Hey tomato lovers, when is Louisiana just like New Jersey?
Heard that one before?
Well, when it comes to the enthusiasm for and an emotional attachment to summers gone by; the robust taste of our favorite garden vegetable connects these two diverse regions. How many times have I been asked, “Do you know of any tomatoes that are as good as an old-fashioned Jersey tomato?” There is definitely a bayou version of that same question, though with a decidedly different accent.
I’m in Louisiana visiting family and friends, and once again in search of the Creole tomato. Given it’s July and tomato seasons are early here who knows what I’ll find.
I first remember hearing the term several years ago when in New Orleans’ Jackson Square Farmer’s Market. Of course, TomatoManiac that I am, I quizzed the various vendors (who all seemed to have the key – and the seed — to this southern delicacy) about what makes this tomato special. “Is it a hybrid?” It’s beautiful red skin and lack of blemish suggested that. “Is it an heirloom?” Some were more round, some lobed, some more flattened. That’s an heirloom footprint. “Is it a named variety?” And then of course I asked various growers where I could get some seed. Their smiles were generous, their answers were…not answers at all.

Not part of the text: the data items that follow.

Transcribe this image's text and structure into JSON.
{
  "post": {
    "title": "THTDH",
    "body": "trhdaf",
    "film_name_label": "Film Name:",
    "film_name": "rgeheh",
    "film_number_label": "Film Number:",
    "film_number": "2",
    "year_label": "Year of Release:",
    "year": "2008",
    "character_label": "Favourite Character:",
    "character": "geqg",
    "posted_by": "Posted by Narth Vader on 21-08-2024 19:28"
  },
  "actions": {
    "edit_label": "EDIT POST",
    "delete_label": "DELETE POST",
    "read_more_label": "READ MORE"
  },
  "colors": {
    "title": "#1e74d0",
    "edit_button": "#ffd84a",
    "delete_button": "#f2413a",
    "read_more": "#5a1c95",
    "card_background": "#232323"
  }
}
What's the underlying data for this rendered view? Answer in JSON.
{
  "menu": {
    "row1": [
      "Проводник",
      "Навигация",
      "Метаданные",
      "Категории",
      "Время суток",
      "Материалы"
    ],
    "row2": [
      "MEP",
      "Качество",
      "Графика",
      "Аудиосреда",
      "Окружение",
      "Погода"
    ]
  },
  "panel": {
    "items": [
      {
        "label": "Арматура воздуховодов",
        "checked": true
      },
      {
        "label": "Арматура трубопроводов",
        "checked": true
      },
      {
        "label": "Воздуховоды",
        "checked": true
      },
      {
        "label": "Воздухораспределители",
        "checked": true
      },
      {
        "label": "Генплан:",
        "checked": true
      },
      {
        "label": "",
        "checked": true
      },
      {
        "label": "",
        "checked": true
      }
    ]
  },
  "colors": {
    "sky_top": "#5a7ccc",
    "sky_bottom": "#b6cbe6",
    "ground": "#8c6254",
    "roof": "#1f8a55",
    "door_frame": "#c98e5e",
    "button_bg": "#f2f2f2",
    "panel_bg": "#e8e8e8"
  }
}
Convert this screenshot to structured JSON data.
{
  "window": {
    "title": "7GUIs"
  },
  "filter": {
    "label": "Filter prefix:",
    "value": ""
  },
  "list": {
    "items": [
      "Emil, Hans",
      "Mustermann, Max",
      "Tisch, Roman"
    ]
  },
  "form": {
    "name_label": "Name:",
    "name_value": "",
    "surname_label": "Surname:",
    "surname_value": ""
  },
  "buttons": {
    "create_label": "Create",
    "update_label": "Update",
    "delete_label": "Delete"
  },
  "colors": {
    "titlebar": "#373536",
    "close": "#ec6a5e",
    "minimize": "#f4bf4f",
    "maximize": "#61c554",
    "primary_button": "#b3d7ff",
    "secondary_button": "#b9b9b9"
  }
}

Well, I found “Creole” Tomato seeds. The named variety. I grew them out. Not even close. More pink really, not so red. Medium sized. And round, not a lobe in sight. Good taste, but certainly not the stuff of legend.
What passes as a Creole tomato in New Orleans is not at all what I grew on a couple plants in my California garden. Yes, I should have tried again, or asked other gardeners to back me up with plants of their own but this exhaustive research got me on the right track. I asked more questions.
What I found was something right out of Marketing 101. The Creole tomatoes of New Orleans are not truly a variety at all but a concept that makes great packaging for gorgeous tasty tomatoes that I suspect are Big Boys (or something similar) in a unique box designed to cue the taste buds of eager ‘maniacs like myself.
Just like all copies are Xeroxes and (in Louisiana) any soft drink, despite it’s label, taste or color is a “Coke”, those tasty morsels, if sold in New Orleans and environs, are absolutely “Creole Tomatoes”, more by virtue of their locale than their lineage.
Ok, we know to expect great taste from an heirloom, but what if it IS a hybrid? Let’s go there. Aren’t hybrids tasteless and tough skinned? We’ve talked about that here and we know all too well the cardboard tomato taste that “hybrid” often conjures up. But grown well and picked when absolutely ripe most hybrid tomatoes will offer brilliant taste and enjoyment. (My grandfather grew nothing but Better Boys and I can tell you those were outstanding “Creole” tomatoes) And sometimes hybrid disease resistance and sturdiness will carry you through seasons that would shrivel some of the heirlooms. That’s the way it is.
This season, for example. We’re growing some hybrids we’ve not heard of before and some that we’ve come to love year in and year out.
Jenny, for example, an orange cherry we tried for the first time this year and mentioned often in these writings, is early, beautiful and amazingly prolific. Golden Mama, a relatively new introduction, is a short, very healthy plant that’s LOADED with fruit. I picked twenty five of these roma-esque beauties this week and counted over sixty green fruits on the plant. Champion is once again proving to be just that. Sweet Tangerine is a little-known winner. Orange, medium to large and delicious. And one I’m awaiting anxiously (why won’t it RIPEN!) is Country Taste, a new arrival that intrigued us last fall as we ordered seed. Our trial garden is full of hybrids that will challenge the heirlooms all season long.
Now, none of those qualifies as a Creole Tomato since the zip code is not right but we’ll enjoy them anyway, all the while wondering what it is about New Jersey and Louisiana tomatoes that inspires such devotion.
I’ve still got some of that Creole tomato seed. Maybe I’ll give it one more try.